Herança digital no direito brasileiro
lacunas normativas diante da inteligência artificial criativa
Resumo
O crescente desenvolvimento tecnológico tem acarretado diversas mudanças no convívio social, gerando lacunas normativas no âmbito do Direito Civil brasileiro, especialmente nos temas que envolvem a sucessão de bens. Nesse viés, destaca-se a lacuna existente na sucessão dos bens digitais, especialmente relacionada ao uso de inteligência artificial na recriação e na reprodução de vozes dos artistas falecidos, como o caso da cantora Marília Mendonça. Por meio da utilização de metodologia dedutiva, com abordagem qualitativa fundamentada na análise constitucional e infraconstitucional, atrelada à revisão bibliográfica, observou-se a utilização da voz de cantores falecidos para a recriação de novos duetos e melodias, com a finalidade de monetização.
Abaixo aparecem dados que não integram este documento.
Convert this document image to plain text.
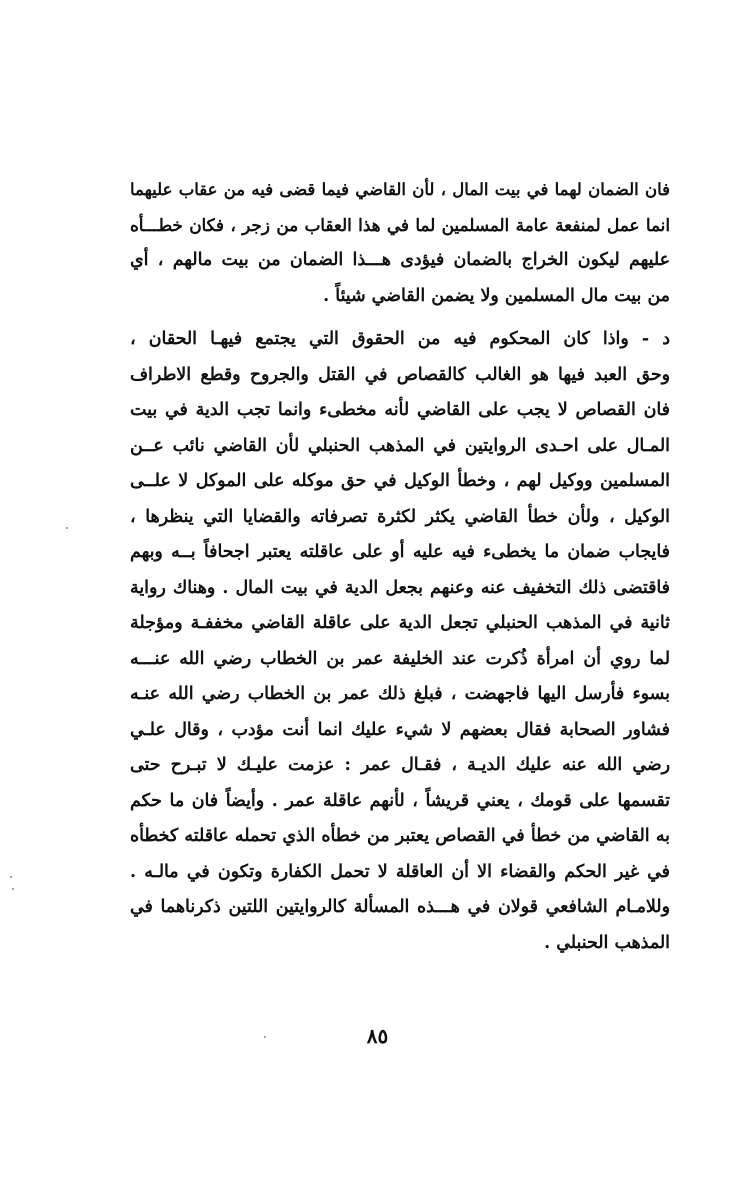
فان الضمان لهما في بيت المال ، لأن القاضي فيما قضى فيه من عقاب عليهما
انما عمل لمنفعة عامة المسلمين لما في هذا العقاب من زجر ، فكان خطـــأه
عليهم ليكون الخراج بالضمان فيؤدى هـــذا الضمان من بيت مالهم ، أي
من بيت مال المسلمين ولا يضمن القاضي شيئاً .
د - واذا كان المحكوم فيه من الحقوق التي يجتمع فيهـا الحقان ،
وحق العبد فيها هو الغالب كالقصاص في القتل والجروح وقطع الاطراف
فان القصاص لا يجب على القاضي لأنه مخطىء وانما تجب الدية في بيت
المـال على احـدى الروايتين في المذهب الحنبلي لأن القاضي نائب عــن
المسلمين ووكيل لهم ، وخطأ الوكيل في حق موكله على الموكل لا علــى
الوكيل ، ولأن خطأ القاضي يكثر لكثرة تصرفاته والقضايا التي ينظرها ،
فايجاب ضمان ما يخطىء فيه عليه أو على عاقلته يعتبر اجحافاً بــه وبهم
فاقتضى ذلك التخفيف عنه وعنهم بجعل الدية في بيت المال . وهناك رواية
ثانية في المذهب الحنبلي تجعل الدية على عاقلة القاضي مخففـة ومؤجلة
لما روي أن امرأة ذُكرت عند الخليفة عمر بن الخطاب رضي الله عنـــه
بسوء فأرسل اليها فاجهضت ، فبلغ ذلك عمر بن الخطاب رضي الله عنـه
فشاور الصحابة فقال بعضهم لا شيء عليك انما أنت مؤدب ، وقال علـي
رضي الله عنه عليك الديـة ، فقـال عمر : عزمت عليـك لا تبـرح حتى
تقسمها على قومك ، يعني قريشاً ، لأنهم عاقلة عمر . وأيضاً فان ما حكم
به القاضي من خطأ في القصاص يعتبر من خطأه الذي تحمله عاقلته كخطأه
في غير الحكم والقضاء الا أن العاقلة لا تحمل الكفارة وتكون في مالـه .
وللامـام الشافعي قولان في هـــذه المسألة كالروايتين اللتين ذكرناهما في
المذهب الحنبلي .
٨٥
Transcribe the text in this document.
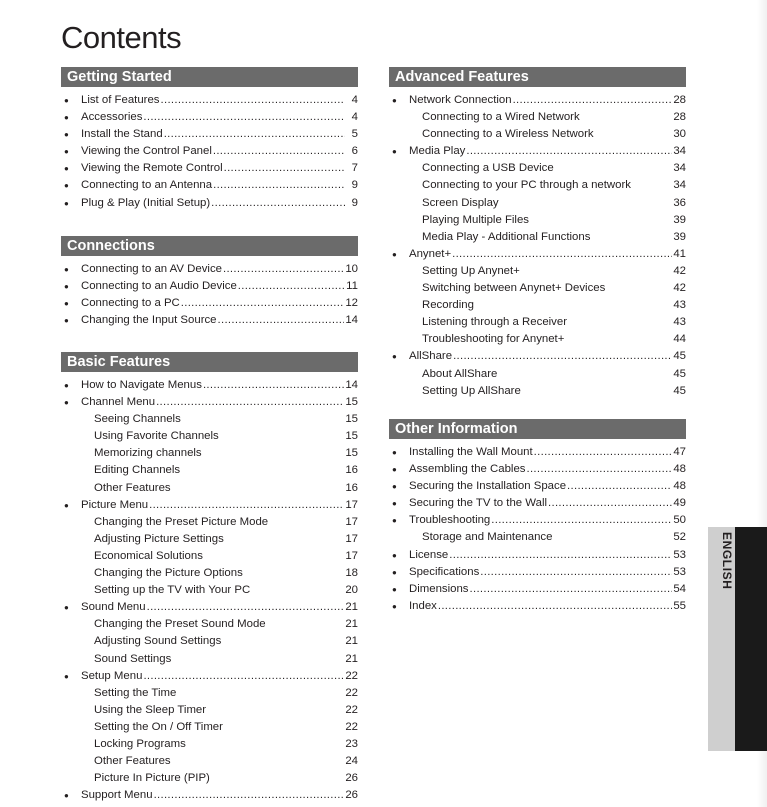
Contents
Getting Started
● List of Features .....	4
● Accessories .....	4
● Install the Stand .....	5
● Viewing the Control Panel .....	6
● Viewing the Remote Control .....	7
● Connecting to an Antenna .....	9
● Plug & Play (Initial Setup) .....	9
Connections
● Connecting to an AV Device .....	10
● Connecting to an Audio Device .....	11
● Connecting to a PC .....	12
● Changing the Input Source .....	14
Basic Features
● How to Navigate Menus .....	14
● Channel Menu .....	15
Seeing Channels	15
Using Favorite Channels	15
Memorizing channels	15
Editing Channels	16
Other Features	16
● Picture Menu .....	17
Changing the Preset Picture Mode	17
Adjusting Picture Settings	17
Economical Solutions	17
Changing the Picture Options	18
Setting up the TV with Your PC	20
● Sound Menu .....	21
Changing the Preset Sound Mode	21
Adjusting Sound Settings	21
Sound Settings	21
● Setup Menu .....	22
Setting the Time	22
Using the Sleep Timer	22
Setting the On / Off Timer	22
Locking Programs	23
Other Features	24
Picture In Picture (PIP)	26
● Support Menu .....	26
Advanced Features
● Network Connection .....	28
Connecting to a Wired Network	28
Connecting to a Wireless Network	30
● Media Play .....	34
Connecting a USB Device	34
Connecting to your PC through a network	34
Screen Display	36
Playing Multiple Files	39
Media Play - Additional Functions	39
● Anynet+ .....	41
Setting Up Anynet+	42
Switching between Anynet+ Devices	42
Recording	43
Listening through a Receiver	43
Troubleshooting for Anynet+	44
● AllShare .....	45
About AllShare	45
Setting Up AllShare	45
Other Information
● Installing the Wall Mount .....	47
● Assembling the Cables .....	48
● Securing the Installation Space .....	48
● Securing the TV to the Wall .....	49
● Troubleshooting .....	50
Storage and Maintenance	52
● License .....	53
● Specifications .....	53
● Dimensions .....	54
● Index .....	55
ENGLISH
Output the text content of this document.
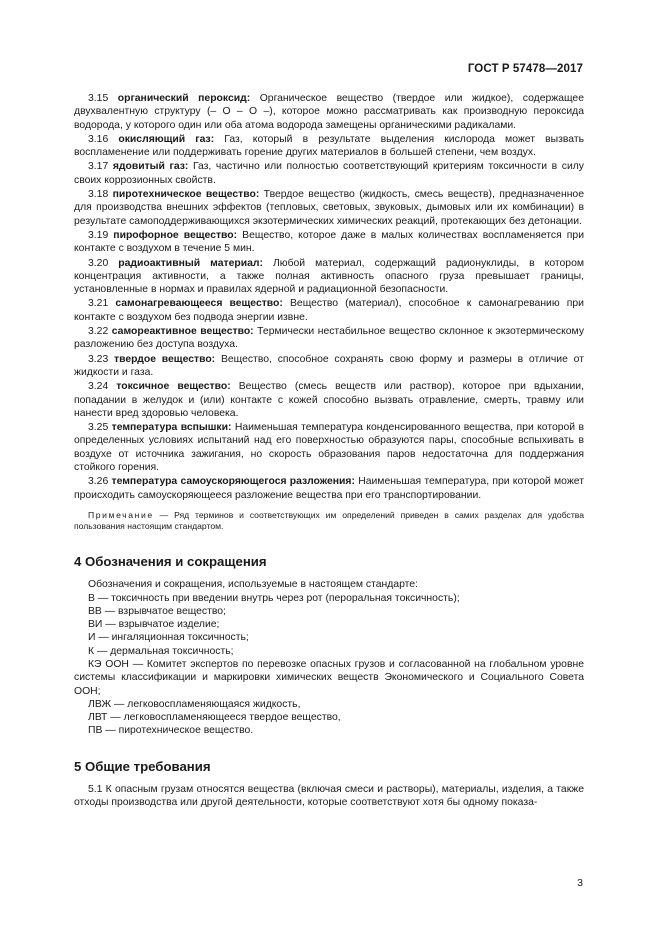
ГОСТ Р 57478—2017

3.15 органический пероксид: Органическое вещество (твердое или жидкое), содержащее двухвалентную структуру (– О – О –), которое можно рассматривать как производную пероксида водорода, у которого один или оба атома водорода замещены органическими радикалами.

3.16 окисляющий газ: Газ, который в результате выделения кислорода может вызвать воспламенение или поддерживать горение других материалов в большей степени, чем воздух.

3.17 ядовитый газ: Газ, частично или полностью соответствующий критериям токсичности в силу своих коррозионных свойств.

3.18 пиротехническое вещество: Твердое вещество (жидкость, смесь веществ), предназначенное для производства внешних эффектов (тепловых, световых, звуковых, дымовых или их комбинации) в результате самоподдерживающихся экзотермических химических реакций, протекающих без детонации.

3.19 пирофорное вещество: Вещество, которое даже в малых количествах воспламеняется при контакте с воздухом в течение 5 мин.

3.20 радиоактивный материал: Любой материал, содержащий радионуклиды, в котором концентрация активности, а также полная активность опасного груза превышает границы, установленные в нормах и правилах ядерной и радиационной безопасности.

3.21 самонагревающееся вещество: Вещество (материал), способное к самонагреванию при контакте с воздухом без подвода энергии извне.

3.22 самореактивное вещество: Термически нестабильное вещество склонное к экзотермическому разложению без доступа воздуха.

3.23 твердое вещество: Вещество, способное сохранять свою форму и размеры в отличие от жидкости и газа.

3.24 токсичное вещество: Вещество (смесь веществ или раствор), которое при вдыхании, попадании в желудок и (или) контакте с кожей способно вызвать отравление, смерть, травму или нанести вред здоровью человека.

3.25 температура вспышки: Наименьшая температура конденсированного вещества, при которой в определенных условиях испытаний над его поверхностью образуются пары, способные вспыхивать в воздухе от источника зажигания, но скорость образования паров недостаточна для поддержания стойкого горения.

3.26 температура самоускоряющегося разложения: Наименьшая температура, при которой может происходить самоускоряющееся разложение вещества при его транспортировании.

Примечание — Ряд терминов и соответствующих им определений приведен в самих разделах для удобства пользования настоящим стандартом.

4 Обозначения и сокращения

Обозначения и сокращения, используемые в настоящем стандарте:

В — токсичность при введении внутрь через рот (пероральная токсичность);

ВВ — взрывчатое вещество;

ВИ — взрывчатое изделие;

И — ингаляционная токсичность;

К — дермальная токсичность;

КЭ ООН — Комитет экспертов по перевозке опасных грузов и согласованной на глобальном уровне системы классификации и маркировки химических веществ Экономического и Социального Совета ООН;

ЛВЖ — легковоспламеняющаяся жидкость,

ЛВТ — легковоспламеняющееся твердое вещество,

ПВ — пиротехническое вещество.

5 Общие требования

5.1 К опасным грузам относятся вещества (включая смеси и растворы), материалы, изделия, а также отходы производства или другой деятельности, которые соответствуют хотя бы одному показа-

3
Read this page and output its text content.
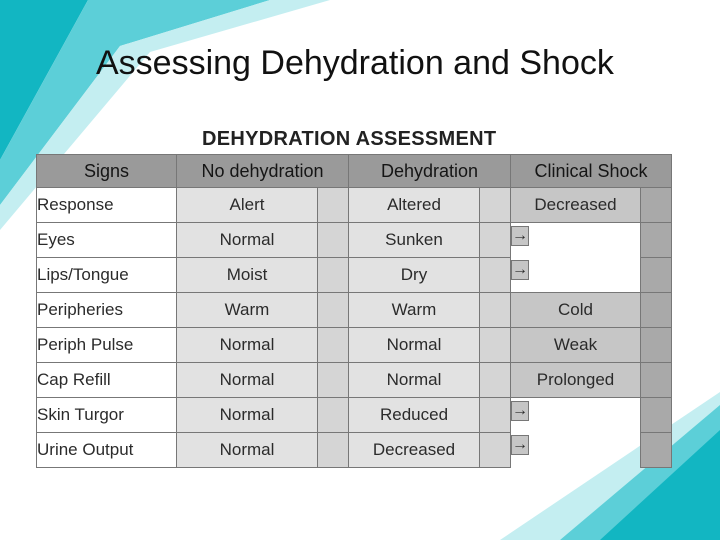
Assessing Dehydration and Shock
DEHYDRATION ASSESSMENT
Signs	No dehydration		Dehydration		Clinical Shock	
Response	Alert		Altered		Decreased	
Eyes	Normal		Sunken			→
Lips/Tongue	Moist		Dry			→
Peripheries	Warm		Warm		Cold	
Periph Pulse	Normal		Normal		Weak	
Cap Refill	Normal		Normal		Prolonged	
Skin Turgor	Normal		Reduced			→
Urine Output	Normal		Decreased			→
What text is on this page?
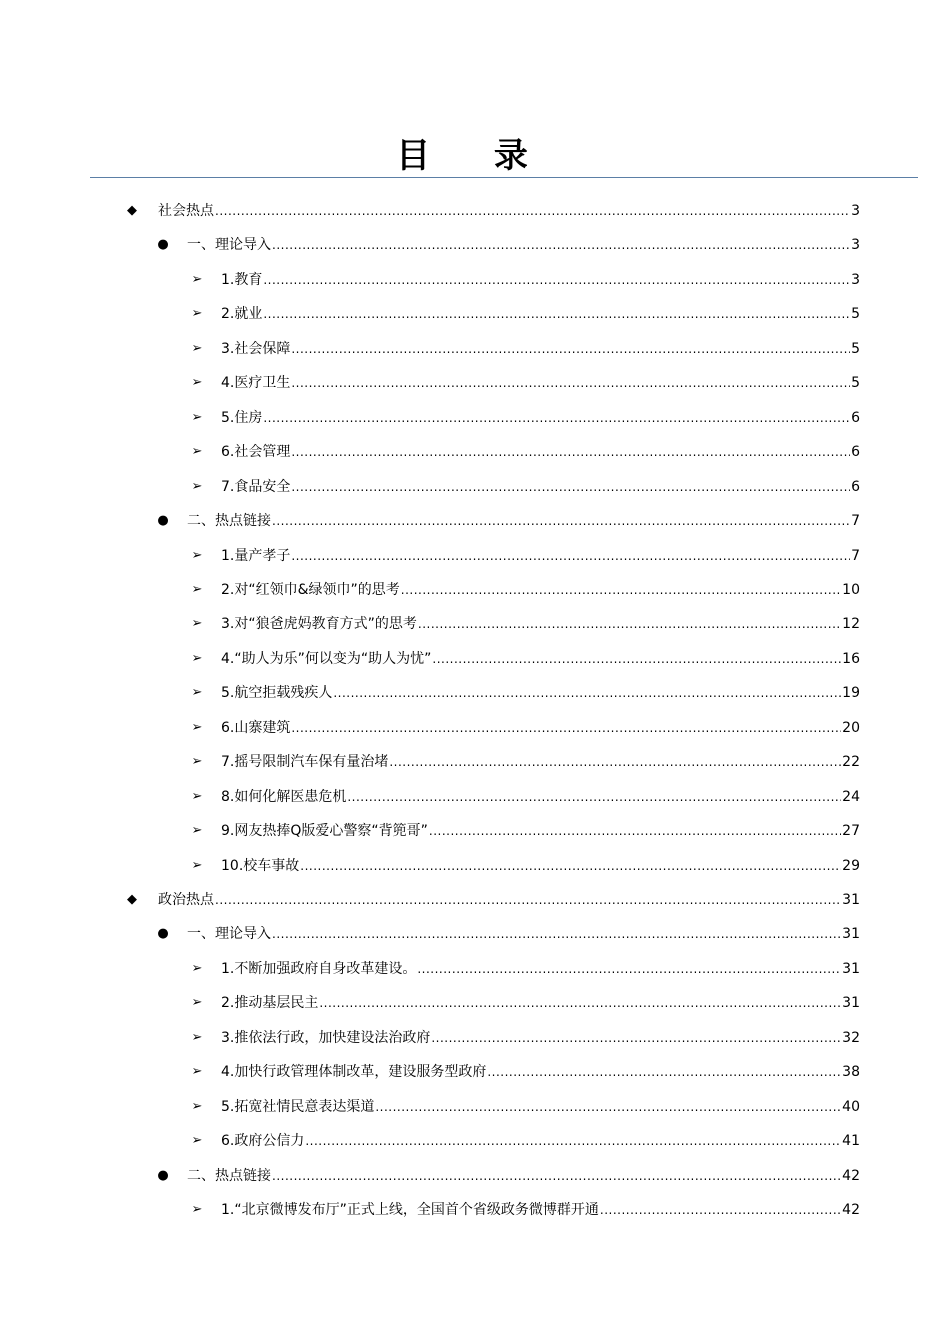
目 录
◆	社会热点 .....	3
●	一、理论导入 .....	3
➢	1.教育 .....	3
➢	2.就业 .....	5
➢	3.社会保障 .....	5
➢	4.医疗卫生 .....	5
➢	5.住房 .....	6
➢	6.社会管理 .....	6
➢	7.食品安全 .....	6
●	二、热点链接 .....	7
➢	1.量产孝子 .....	7
➢	2.对“红领巾&绿领巾”的思考 .....	10
➢	3.对“狼爸虎妈教育方式”的思考 .....	12
➢	4.“助人为乐”何以变为“助人为忧” .....	16
➢	5.航空拒载残疾人 .....	19
➢	6.山寨建筑 .....	20
➢	7.摇号限制汽车保有量治堵 .....	22
➢	8.如何化解医患危机 .....	24
➢	9.网友热捧Q版爱心警察“背篼哥” .....	27
➢	10.校车事故 .....	29
◆	政治热点 .....	31
●	一、理论导入 .....	31
➢	1.不断加强政府自身改革建设。 .....	31
➢	2.推动基层民主 .....	31
➢	3.推依法行政，加快建设法治政府 .....	32
➢	4.加快行政管理体制改革，建设服务型政府 .....	38
➢	5.拓宽社情民意表达渠道 .....	40
➢	6.政府公信力 .....	41
●	二、热点链接 .....	42
➢	1.“北京微博发布厅”正式上线，全国首个省级政务微博群开通 .....	42
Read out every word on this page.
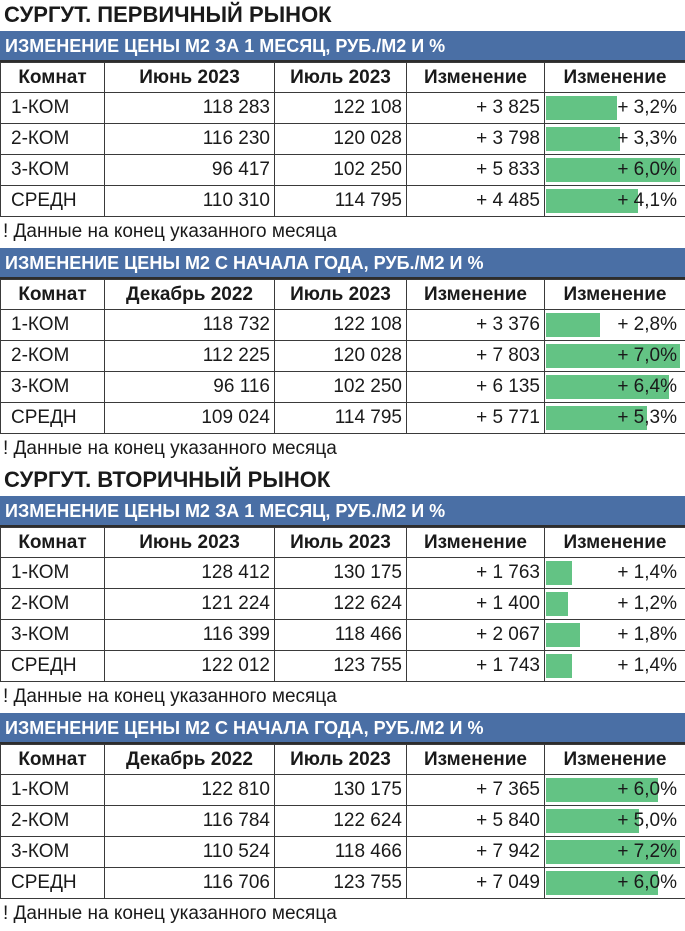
СУРГУТ. ПЕРВИЧНЫЙ РЫНОК
ИЗМЕНЕНИЕ ЦЕНЫ М2 ЗА 1 МЕСЯЦ, РУБ./М2 И %
Комнат	Июнь 2023	Июль 2023	Изменение	Изменение
1-КОМ	118 283	122 108	+ 3 825	+ 3,2%

2-КОМ	116 230	120 028	+ 3 798	+ 3,3%

3-КОМ	96 417	102 250	+ 5 833	+ 6,0%

СРЕДН	110 310	114 795	+ 4 485	+ 4,1%
! Данные на конец указанного месяца
ИЗМЕНЕНИЕ ЦЕНЫ М2 С НАЧАЛА ГОДА, РУБ./М2 И %
Комнат	Декабрь 2022	Июль 2023	Изменение	Изменение
1-КОМ	118 732	122 108	+ 3 376	+ 2,8%

2-КОМ	112 225	120 028	+ 7 803	+ 7,0%

3-КОМ	96 116	102 250	+ 6 135	+ 6,4%

СРЕДН	109 024	114 795	+ 5 771	+ 5,3%
! Данные на конец указанного месяца
СУРГУТ. ВТОРИЧНЫЙ РЫНОК
ИЗМЕНЕНИЕ ЦЕНЫ М2 ЗА 1 МЕСЯЦ, РУБ./М2 И %
Комнат	Июнь 2023	Июль 2023	Изменение	Изменение
1-КОМ	128 412	130 175	+ 1 763	+ 1,4%

2-КОМ	121 224	122 624	+ 1 400	+ 1,2%

3-КОМ	116 399	118 466	+ 2 067	+ 1,8%

СРЕДН	122 012	123 755	+ 1 743	+ 1,4%
! Данные на конец указанного месяца
ИЗМЕНЕНИЕ ЦЕНЫ М2 С НАЧАЛА ГОДА, РУБ./М2 И %
Комнат	Декабрь 2022	Июль 2023	Изменение	Изменение
1-КОМ	122 810	130 175	+ 7 365	+ 6,0%

2-КОМ	116 784	122 624	+ 5 840	+ 5,0%

3-КОМ	110 524	118 466	+ 7 942	+ 7,2%

СРЕДН	116 706	123 755	+ 7 049	+ 6,0%
! Данные на конец указанного месяца
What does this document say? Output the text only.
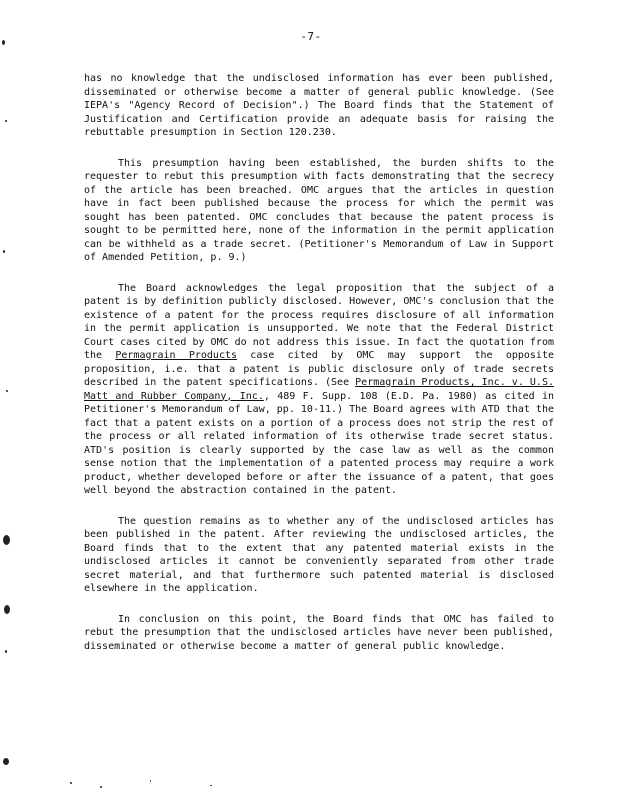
-7-

has no knowledge that the undisclosed information has ever been published, disseminated or otherwise become a matter of general public knowledge. (See IEPA's "Agency Record of Decision".) The Board finds that the Statement of Justification and Certification provide an adequate basis for raising the rebuttable presumption in Section 120.230.

This presumption having been established, the burden shifts to the requester to rebut this presumption with facts demonstrating that the secrecy of the article has been breached. OMC argues that the articles in question have in fact been published because the process for which the permit was sought has been patented. OMC concludes that because the patent process is sought to be permitted here, none of the information in the permit application can be withheld as a trade secret. (Petitioner's Memorandum of Law in Support of Amended Petition, p. 9.)

The Board acknowledges the legal proposition that the subject of a patent is by definition publicly disclosed. However, OMC's conclusion that the existence of a patent for the process requires disclosure of all information in the permit application is unsupported. We note that the Federal District Court cases cited by OMC do not address this issue. In fact the quotation from the Permagrain Products case cited by OMC may support the opposite proposition, i.e. that a patent is public disclosure only of trade secrets described in the patent specifications. (See Permagrain Products, Inc. v. U.S. Matt and Rubber Company, Inc., 489 F. Supp. 108 (E.D. Pa. 1980) as cited in Petitioner's Memorandum of Law, pp. 10-11.) The Board agrees with ATD that the fact that a patent exists on a portion of a process does not strip the rest of the process or all related information of its otherwise trade secret status. ATD's position is clearly supported by the case law as well as the common sense notion that the implementation of a patented process may require a work product, whether developed before or after the issuance of a patent, that goes well beyond the abstraction contained in the patent.

The question remains as to whether any of the undisclosed articles has been published in the patent. After reviewing the undisclosed articles, the Board finds that to the extent that any patented material exists in the undisclosed articles it cannot be conveniently separated from other trade secret material, and that furthermore such patented material is disclosed elsewhere in the application.

In conclusion on this point, the Board finds that OMC has failed to rebut the presumption that the undisclosed articles have never been published, disseminated or otherwise become a matter of general public knowledge.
Nesse cenário, o presente trabalho possui o objetivo geral de analisar os impactos da recriação de obras musicais e a possibilidade de violação da personalidade do artista. Além disso, possui como objetivo específico verificar os limites de monetização dos herdeiros nas obras que são alteradas com a finalidade de auferir lucro, mesmo sem o consentimento prévio do falecido. Conclui-se que a ausência de normatização específica para regulamentar os limites da exploração tecnológica post mortem demanda interpretação sistemática do Direito Civil e evidencia a necessidade de ampliação das normas jurídicas para garantir segurança jurídica e proteção da personalidade no ciberespaço.